Per colmare il vuoto di evidenze in questo specifico ambito, il team ha condotto uno studio clinico randomizzato su pazienti con sarcopenia candidati a resezione epatica maggiore. Un gruppo ha intrapreso un programma intensivo della durata di 6 settimane prima dell’intervento, che includeva esercizio fisico personalizzato – un mix di attività aerobica e di potenziamento muscolare per aumentare la resistenza e la forza – e potenziamento nutrizionale – un supporto dietistico iperproteico e mirato a costruire riserve metaboliche per affrontare lo stress dell’intervento .

Risultati inequivocabili: meno complicanze e prima a casa

I risultati parlano chiaro. I pazienti del gruppo “pre-abilitato” hanno mostrato un vantaggio significativo rispetto a chi ha seguito la preparazione standard con una riduzione marcata delle complicanze post-operatorie maggiori (come infezioni e insufficienza d’organo) e degenze ospedaliere più brevi e un recupero funzionale più rapido.

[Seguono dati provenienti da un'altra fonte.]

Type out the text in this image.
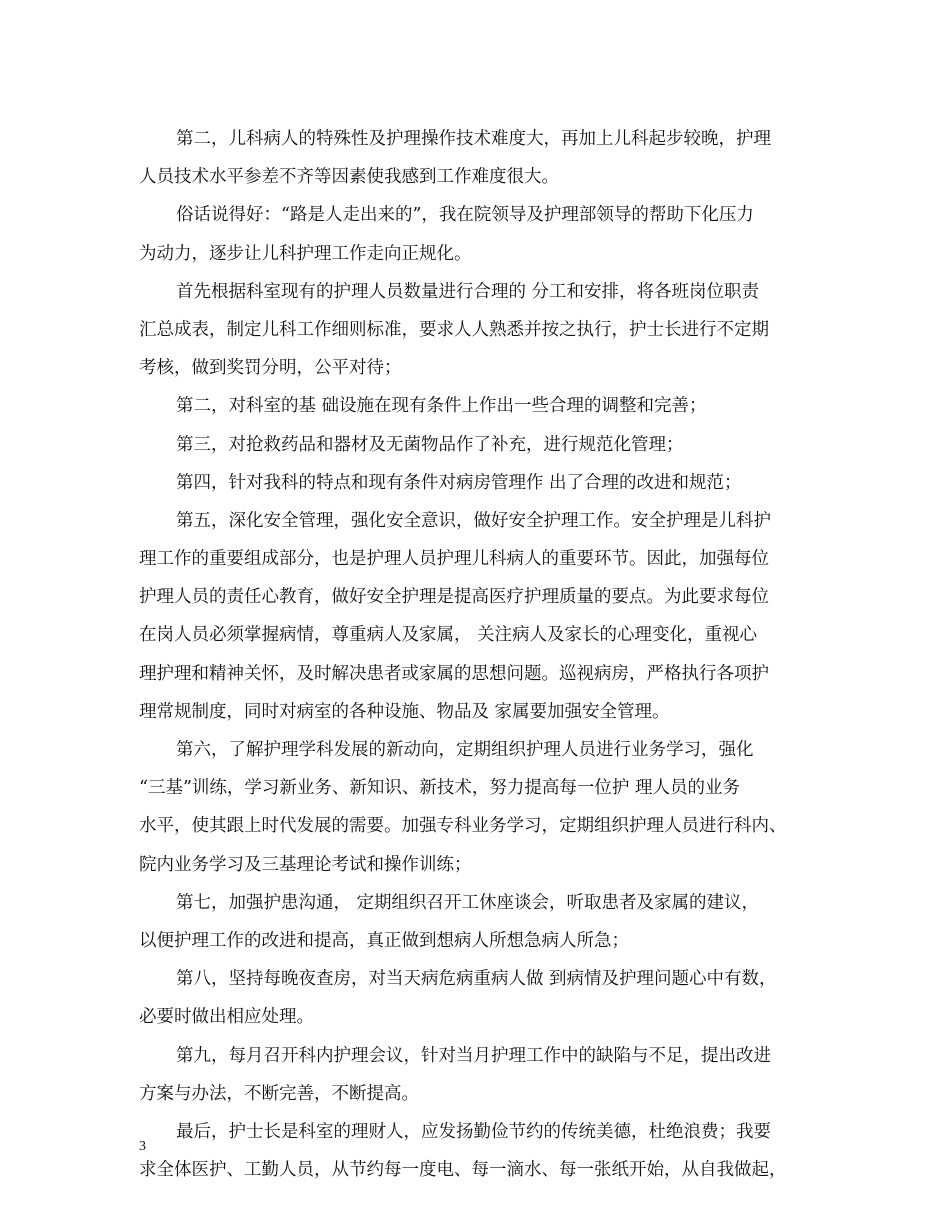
第二，儿科病人的特殊性及护理操作技术难度大，再加上儿科起步较晚，护理
人员技术水平参差不齐等因素使我感到工作难度很大。
俗话说得好：“路是人走出来的”，我在院领导及护理部领导的帮助下化压力
为动力，逐步让儿科护理工作走向正规化。
首先根据科室现有的护理人员数量进行合理的 分工和安排，将各班岗位职责
汇总成表，制定儿科工作细则标准，要求人人熟悉并按之执行，护士长进行不定期
考核，做到奖罚分明，公平对待；
第二，对科室的基 础设施在现有条件上作出一些合理的调整和完善；
第三，对抢救药品和器材及无菌物品作了补充，进行规范化管理；
第四，针对我科的特点和现有条件对病房管理作 出了合理的改进和规范；
第五，深化安全管理，强化安全意识，做好安全护理工作。安全护理是儿科护
理工作的重要组成部分，也是护理人员护理儿科病人的重要环节。因此，加强每位
护理人员的责任心教育，做好安全护理是提高医疗护理质量的要点。为此要求每位
在岗人员必须掌握病情，尊重病人及家属， 关注病人及家长的心理变化，重视心
理护理和精神关怀，及时解决患者或家属的思想问题。巡视病房，严格执行各项护
理常规制度，同时对病室的各种设施、物品及 家属要加强安全管理。
第六，了解护理学科发展的新动向，定期组织护理人员进行业务学习，强化
“三基”训练，学习新业务、新知识、新技术，努力提高每一位护 理人员的业务
水平，使其跟上时代发展的需要。加强专科业务学习，定期组织护理人员进行科内、
院内业务学习及三基理论考试和操作训练；
第七，加强护患沟通， 定期组织召开工休座谈会，听取患者及家属的建议，
以便护理工作的改进和提高，真正做到想病人所想急病人所急；
第八，坚持每晚夜查房，对当天病危病重病人做 到病情及护理问题心中有数，
必要时做出相应处理。
第九，每月召开科内护理会议，针对当月护理工作中的缺陷与不足，提出改进
方案与办法，不断完善，不断提高。
最后，护士长是科室的理财人，应发扬勤俭节约的传统美德，杜绝浪费；我要
求全体医护、工勤人员，从节约每一度电、每一滴水、每一张纸开始，从自我做起，
3
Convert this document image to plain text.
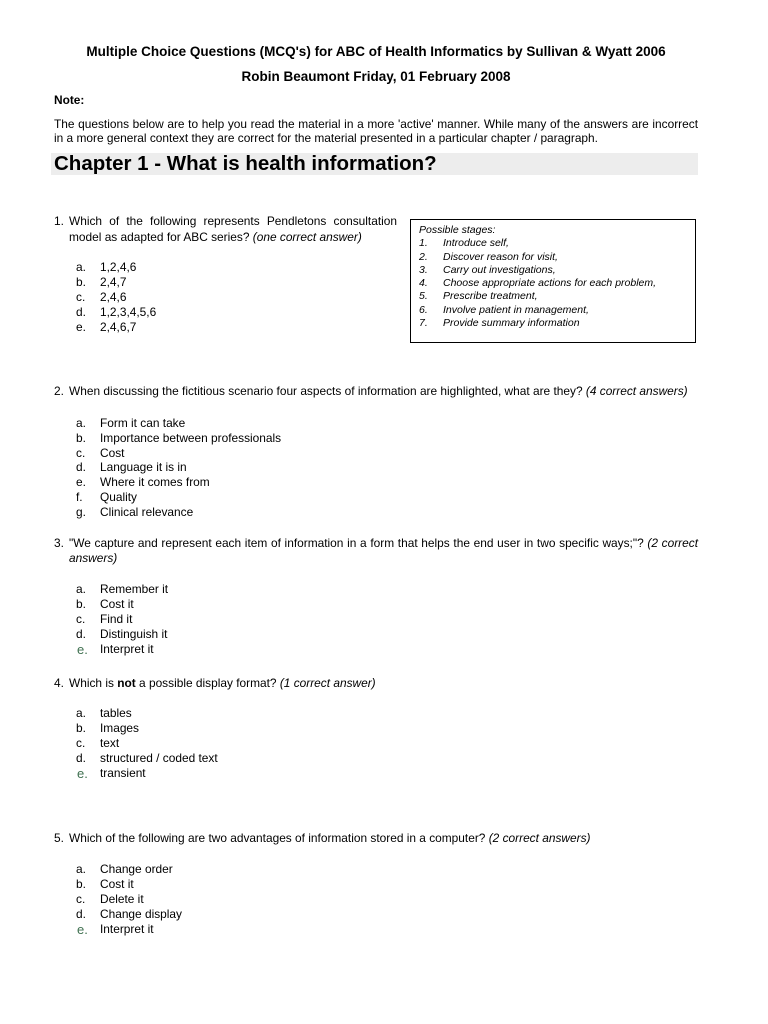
Multiple Choice Questions (MCQ's) for ABC of Health Informatics by Sullivan & Wyatt 2006
Robin Beaumont Friday, 01 February 2008
Note:

The questions below are to help you read the material in a more 'active' manner. While many of the answers are incorrect in a more general context they are correct for the material presented in a particular chapter / paragraph.

Chapter 1 - What is health information?
1. Which of the following represents Pendletons consultation model as adapted for ABC series? (one correct answer)

a. 1,2,4,6
b. 2,4,7
c. 2,4,6
d. 1,2,3,4,5,6
e. 2,4,6,7
Possible stages:
1. Introduce self,
2. Discover reason for visit,
3. Carry out investigations,
4. Choose appropriate actions for each problem,
5. Prescribe treatment,
6. Involve patient in management,
7. Provide summary information
2. When discussing the fictitious scenario four aspects of information are highlighted, what are they? (4 correct answers)

a. Form it can take
b. Importance between professionals
c. Cost
d. Language it is in
e. Where it comes from
f. Quality
g. Clinical relevance
3. "We capture and represent each item of information in a form that helps the end user in two specific ways;"? (2 correct answers)

a. Remember it
b. Cost it
c. Find it
d. Distinguish it
e. Interpret it
4. Which is not a possible display format? (1 correct answer)

a. tables
b. Images
c. text
d. structured / coded text
e. transient
5. Which of the following are two advantages of information stored in a computer? (2 correct answers)

a. Change order
b. Cost it
c. Delete it
d. Change display
e. Interpret it
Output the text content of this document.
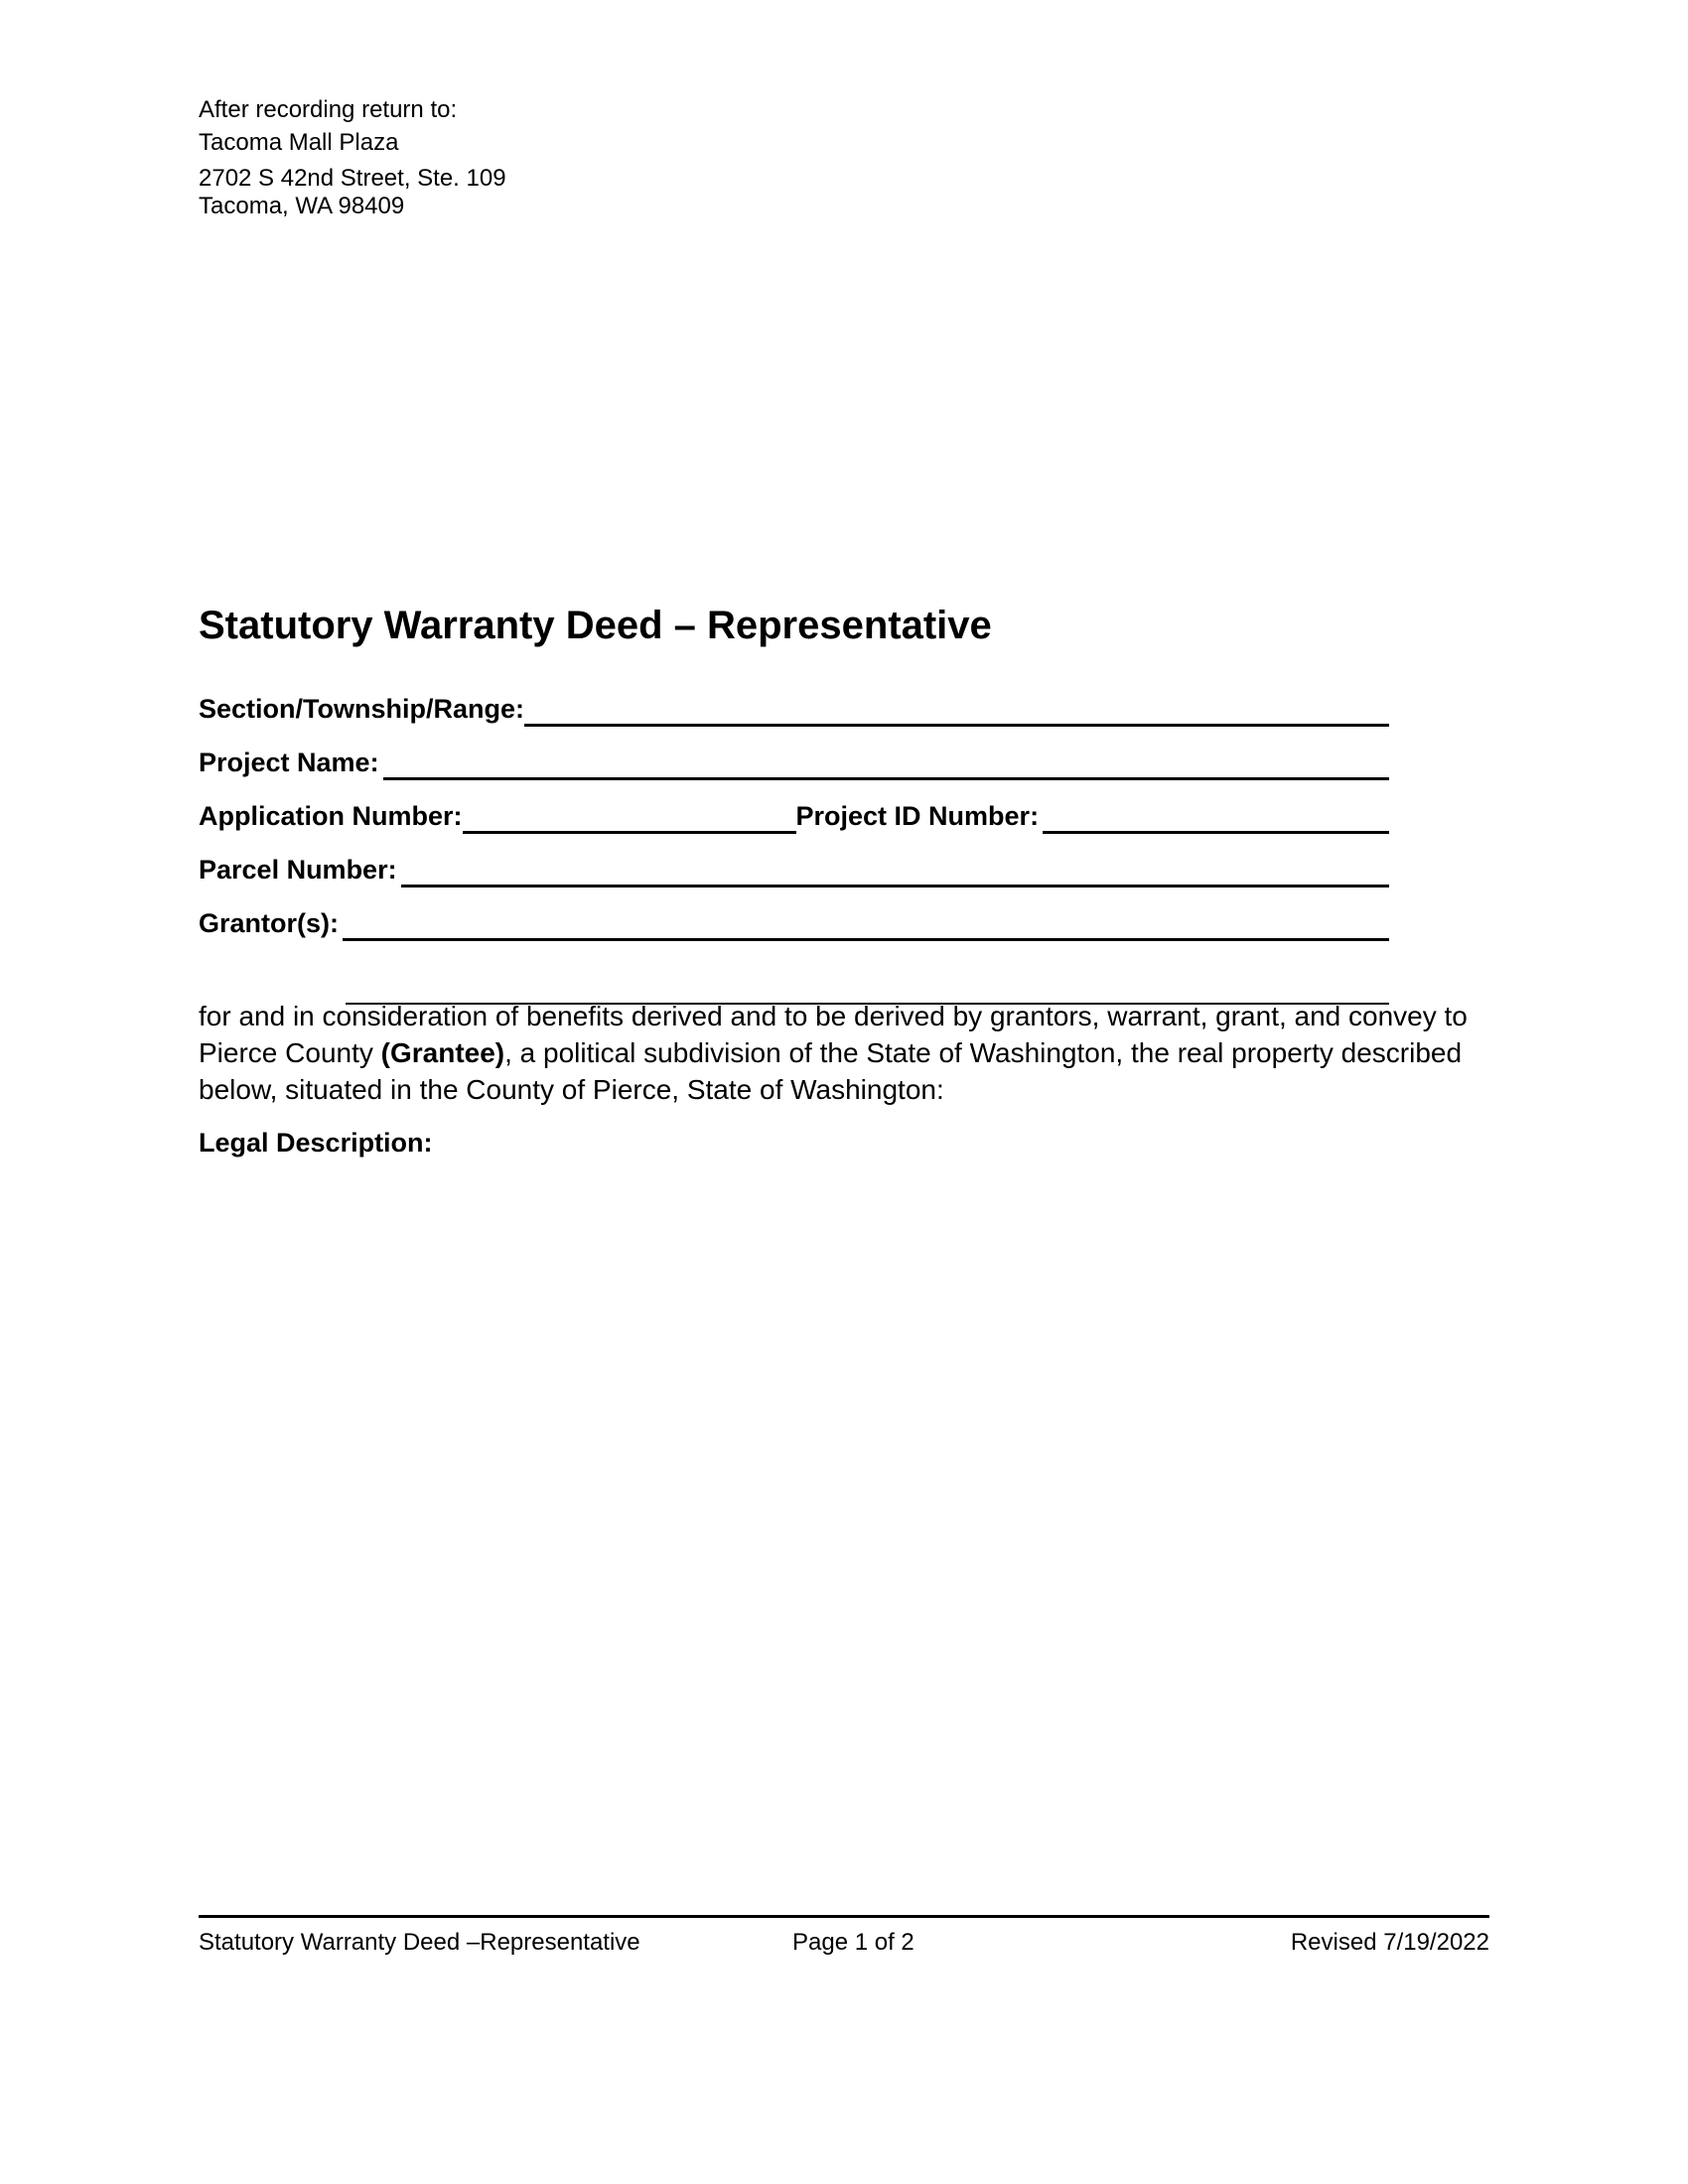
After recording return to:
Tacoma Mall Plaza
2702 S 42nd Street, Ste. 109
Tacoma, WA 98409
Statutory Warranty Deed – Representative
Section/Township/Range:
Project Name:
Application Number:	Project ID Number:
Parcel Number:
Grantor(s):
for and in consideration of benefits derived and to be derived by grantors, warrant, grant, and convey to Pierce County (Grantee), a political subdivision of the State of Washington, the real property described below, situated in the County of Pierce, State of Washington:
Legal Description:
Statutory Warranty Deed –Representative	Page 1 of 2	Revised 7/19/2022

“L’idea – commenta Berardi – era di trasformare il paziente da soggetto passivo a protagonista attivo della sua guarigione. Questi risultati confermano che investire tempo nella preparazione fisica significa investire in sicurezza e in un risultato migliore. È un cambio di paradigma nel percorso di cura”.

Le implicazioni: un nuovo standard di cura

“La pubblicazione su una testata come Jama Surgery (https://jamanetwork.com/journals/jamasurgery/article-abstract/2838015#) conferma che la pre-abilitazione deve essere uno standard di cura per i pazienti fragili che devono affrontare interventi chirurgici epatici maggiori – conclude il professor Ercolani – irrobustendo le basi per un approccio multidisciplinare che include, accanto al chirurgo, il nutrizionista ed il fisioterapista fin dalle fasi precedenti l’intervento, come già in essere a Forlì da diversi anni per pazienti con altre patologie neoplastiche (stomaco, pancreas, retto) ed in altri percorsi terapeutico-assistenziali come il protocollo Eras (enhanced recovery after surgery)”.